Recent delivery innovations by Amazon, Kroger, and Walmart are bringing groceries beyond consumers’ doorstep.
Sales from grocery deliveries surged throughout 2020 and demand for the service remains high. In February 2021, online grocery deliveries and in-store pickups totaled 6.1 billion, according to a report by Statista.
As competition between grocery delivery providers continues to intensify, key players are thinking outside the box to keep the online business they attracted throughout the pandemic.
Services In-Home, On Location
In April, Amazon expanded its “Key by Amazon” delivery service to include groceries. The service allows all prime members using Amazon Fresh and Whole Foods Market to have their grocery deliveries placed securely inside their garages when they aren’t home, reported Business Insider (April 27).
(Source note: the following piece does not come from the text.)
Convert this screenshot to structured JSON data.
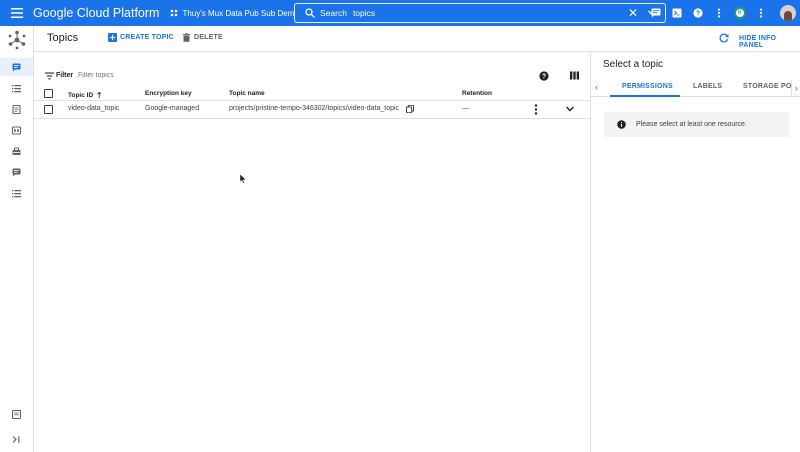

Walmart is expanding its “InHome” service, which enables delivery people to enter homes and put groceries in the refrigerator while customers are out. The retailer began testing the service in 2019 but paused during the peak pandemic lockdown period. InHome will be available in five states by July, reported Bloomberg (April 28).
In May, Kroger launched a pilot offering grocery delivery via autonomous drones. The service, which utilizes Drone Express technology, delivers packages within as little as 15 minutes based on smartphone locations rather than street addresses. Kroger’s ultimate goal is to provide a new level of flexibility for customers to access what they need anytime, anywhere.
The current weight limit for Kroger’s drone delivery is approximately five pounds, which narrows the accessibility of the service. To offset weight challenges, Kroger is pre-bundling items for on-the-go scenarios, such as picnics and cookouts, along with child-care essentials.
For both of the aforementioned in-home delivery services, some technological investments are required. Customers need to purchase a connected smart lock so the delivery person can enter the premises. While there is some flexibility regarding the type of lock, both Amazon and Walmart promote products made by companies they have financial stakes in.
Amazon also recommends that shoppers watch deliveries on a smart-home camera. While the appeal of convenience is strong, so is the uncertainty of allowing strangers into one’s home. As consumer psychologist Peter Noel Murray told Bloomberg in the recent article, safety and security are “paramount” for post-pandemic shoppers.